Engineering prepares M&A financing

IFR 2482 - 06 May 2023 - 12 May 2023
4 min read
EMEA
Jihye Hwang, Robert Hogg

Engineering Group is preparing to return to the bond market with a €385m five-year non-call two trade that will be used to repay a bridge facility taken out to acquire consulting firm Be Shaping The Future.

The Italian IT company (B2/B–/B+) started investor calls on Thursday arranged by joint global coordinators BNP Paribas, Deutsche Bank and IMI Intesa Sanpaolo and passive bookrunners Banca Akros, Credit Suisse, Nomura and UniCredit.

The potential trade comes as the high-yield supply finally got off to a start in late April, though the majority of the issues were refinancing maturing debt.

"We started the year by seeing a number of refis and now we are seeing new money," said a leveraged finance banker. "[Centurion, the issuing entity,] has a bond outstanding but this is new money to be raised in fixed-rate format."

Engineering signed an agreement last June to buy a stake equal to around 43.2% of Be Shaping The Future that will consolidate the group's role as a strategic digital transformation services provider for financial institutions. Engineering is owned by Bain Capital and NB Renaissance, part of Neuberger Berman.

Although M&A can reduce the cash available to service debt, the company has a history of substantial M&A activity due to the presence of PE funds, while also being a leading player in the Italian IT services market, supported by high barriers to entry, said Giacomo Bergamo, credit portfolio manager at Ver Capital.

"The growth potential of that market is fostering opportunities in the future and it has diversification of activities in Italy, given the different industry verticals the group operates in," he said.

"The top 10 customers generated 30% of the company’s revenues, however, the group has a good tenure with customers of approximately 10 years. The group is subject to stringent regulation in the government projects and awarded contracts in which it participates."

Although, from an issuer's perspective, printing the new bond in a floating-rate format may look like a sensible decision given market expectations over interest rates being close to peak levels, there is a lot of downside risk in a floater, said the banker.

"The liquidity pool to go into FRNs is lower than fixed-rate," he said, adding that it is about 50bp cheaper these days to print a bond in a fixed rather than floating-rate format.

"CLOs are the main buyers of floaters and have buckets for them, but the biggest chunk of their money is for term loans. It wasn't an issue in 2021, as there was an abundance of cash and liquidity, but right now investors are zoning off the instruments and credits they look at."

Bergamo, though, sees opportunity in floaters. "We still have a preference for floating rates because these are more stable from a mark-to-market perspective, having less volatility," he said.

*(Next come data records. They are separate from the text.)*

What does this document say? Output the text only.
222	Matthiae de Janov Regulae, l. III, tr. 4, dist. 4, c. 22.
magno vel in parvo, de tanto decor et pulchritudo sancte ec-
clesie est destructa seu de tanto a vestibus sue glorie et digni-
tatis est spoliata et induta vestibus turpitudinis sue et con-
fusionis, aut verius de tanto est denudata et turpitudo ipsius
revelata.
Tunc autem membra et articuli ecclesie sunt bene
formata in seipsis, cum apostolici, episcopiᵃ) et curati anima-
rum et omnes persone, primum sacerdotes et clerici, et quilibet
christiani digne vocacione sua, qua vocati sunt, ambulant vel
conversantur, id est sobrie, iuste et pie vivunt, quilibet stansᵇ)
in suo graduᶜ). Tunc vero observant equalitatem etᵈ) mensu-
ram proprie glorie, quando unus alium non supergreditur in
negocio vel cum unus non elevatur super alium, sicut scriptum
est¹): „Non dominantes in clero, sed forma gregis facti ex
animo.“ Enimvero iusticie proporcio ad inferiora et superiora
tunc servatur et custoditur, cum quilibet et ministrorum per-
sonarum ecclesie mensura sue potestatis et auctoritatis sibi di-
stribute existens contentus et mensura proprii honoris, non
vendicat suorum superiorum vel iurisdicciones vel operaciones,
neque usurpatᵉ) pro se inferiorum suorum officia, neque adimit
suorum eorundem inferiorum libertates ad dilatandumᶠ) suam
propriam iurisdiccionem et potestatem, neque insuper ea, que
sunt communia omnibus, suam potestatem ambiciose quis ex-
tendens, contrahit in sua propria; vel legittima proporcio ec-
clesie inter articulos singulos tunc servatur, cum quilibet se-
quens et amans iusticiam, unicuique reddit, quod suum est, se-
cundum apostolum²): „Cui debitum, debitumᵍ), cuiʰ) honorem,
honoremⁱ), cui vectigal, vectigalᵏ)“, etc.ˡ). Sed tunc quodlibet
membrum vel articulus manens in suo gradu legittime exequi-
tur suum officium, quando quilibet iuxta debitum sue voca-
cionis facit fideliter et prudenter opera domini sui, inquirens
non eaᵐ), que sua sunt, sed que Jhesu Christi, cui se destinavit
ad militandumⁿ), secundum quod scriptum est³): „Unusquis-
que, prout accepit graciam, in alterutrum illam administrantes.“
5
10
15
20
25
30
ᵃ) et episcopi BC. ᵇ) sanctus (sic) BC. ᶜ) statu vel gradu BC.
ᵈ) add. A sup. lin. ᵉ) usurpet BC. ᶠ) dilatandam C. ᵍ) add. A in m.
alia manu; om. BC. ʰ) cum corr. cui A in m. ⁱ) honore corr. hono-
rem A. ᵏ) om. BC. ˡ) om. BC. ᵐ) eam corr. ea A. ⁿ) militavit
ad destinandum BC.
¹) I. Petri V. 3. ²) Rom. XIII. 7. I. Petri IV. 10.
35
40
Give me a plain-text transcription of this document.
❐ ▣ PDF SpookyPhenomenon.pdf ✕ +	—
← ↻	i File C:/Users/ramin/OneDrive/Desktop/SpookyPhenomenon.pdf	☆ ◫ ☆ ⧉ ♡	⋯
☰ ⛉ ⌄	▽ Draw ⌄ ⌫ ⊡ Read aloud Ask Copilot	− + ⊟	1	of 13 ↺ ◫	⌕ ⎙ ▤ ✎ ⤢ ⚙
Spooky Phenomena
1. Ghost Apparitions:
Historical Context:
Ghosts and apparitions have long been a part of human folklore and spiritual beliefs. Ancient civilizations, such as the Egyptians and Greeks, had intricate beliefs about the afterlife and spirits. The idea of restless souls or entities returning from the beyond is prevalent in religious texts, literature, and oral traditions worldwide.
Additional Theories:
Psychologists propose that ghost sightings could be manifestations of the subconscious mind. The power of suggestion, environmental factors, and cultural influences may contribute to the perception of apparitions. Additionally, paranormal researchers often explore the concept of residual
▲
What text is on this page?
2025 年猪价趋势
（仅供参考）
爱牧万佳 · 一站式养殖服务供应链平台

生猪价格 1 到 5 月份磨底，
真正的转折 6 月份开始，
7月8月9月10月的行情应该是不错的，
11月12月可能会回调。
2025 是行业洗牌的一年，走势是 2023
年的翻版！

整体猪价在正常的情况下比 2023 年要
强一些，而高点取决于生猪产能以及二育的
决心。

"We [also] prefer issuances in the Double B space that have a near-term maturity. The credit curves are still flat and you can lock in good yields, even in the short-term part of the curve."

The senior secured notes have expected ratings of B2/B–/BB– and will be issued through Centurion Bidco.

The company last visited the bond market in October 2020, according to IFR data. It raised €605m from a 6NC2 note that was backing its buyout by Bain Capital and Neuberger Berman. Then, the bonds came around three months after the company pulled its first attempt in late June on reports that some of its executives had been arrested by Italian tax police for alleged bribery.

S&P downgraded Engineering's rating to B– from B in December, citing a weakness in the company's governance structure and risk management. In November, it disclosed an accounting error in its finance vertical, with a revenue overstatement of €17.4m in the first nine months of 2022 and an accumulative current assets overstatement of €44.6m, according to the ratings agency.